Previously published work on swabs used in diagnostic testing focused on qualitative analysis or on clinical outcomes for specific diseases. Nuttada’s work establishes “some of the first objective, quantitative analysis of swab performance, which can be critically important when health care providers want to test patients for infectious disease,” explained collaborator and co-author Dr. Janet A. Englund, M.D., professor and clinician of pediatric infectious disease at UW and Seattle Children’s Hospital. “The results of this paper have implications for future development of point-of-care testing for important infections in developing countries as well as here at home,” she said.

The study’s results may inform future diagnostic test development, helping test developers select appropriate swab types and transfer methods for diagnosis of a wide variety of disease.

Nuttada has already begun to explore applications of this study’s findings. Her Ph.D. advisor UW Bioengineering Assistant Professor Dr. Barry Lutz said that Nuttada’s experience with sampling led her to develop an innovative swab sampling method for TB diagnostics from urine samples.
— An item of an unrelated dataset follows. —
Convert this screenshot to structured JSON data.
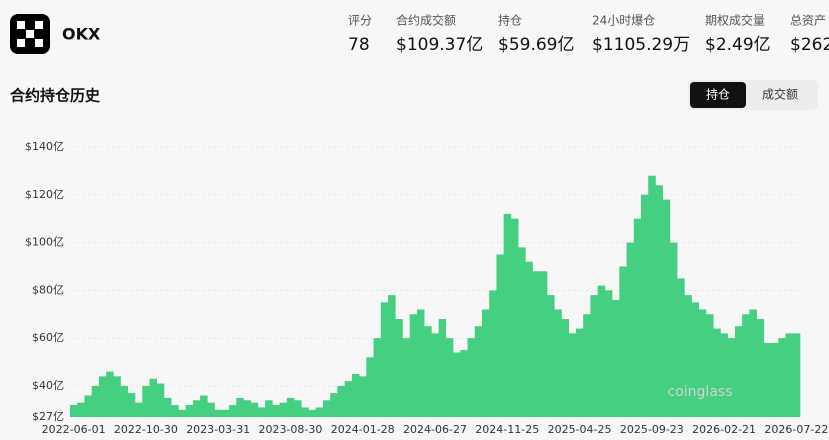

This project recently received a Global WACh/W.H. Coulter Foundation Seed Grant.

Read the PLOS One paper: Swab Sample Transfer for Point-Of-Care Diagnostics: Characterization of Swab Types and Manual Agitation Methods

The study was conducted as part of a large collaboration led by UW Bioengineering Professor Dr. Paul Yager to develop next-generation diagnostics that can be used in clinical environments, at home and in low-resource settings. The multiplexable autonomous disposable nucleic acid amplification test, or MAD NAAT, will be a low-cost, instrument-free test that detects nucleic acids (DNA or RNA) from multiple pathogens. Early targets include MRSA (methicillin-resistant staphylococcus aureus) and RSV (respiratory syncytial virus), commonly sampled from the nose.

Funding Statement:

The work presented in this paper was carried out in part with support from the Defense Advanced Research Projects Agency Defense Sciences Office under a grant to the University of Washington (grant number HR0011-11-2-0007, PI Paul Yager) with collaborators at PATH, GE Global Research, and ElitechGroup North America Inc./Epoch Biosciences. The funders had no role in study design, data collection and analysis, decision to publish, or preparation of the manuscript.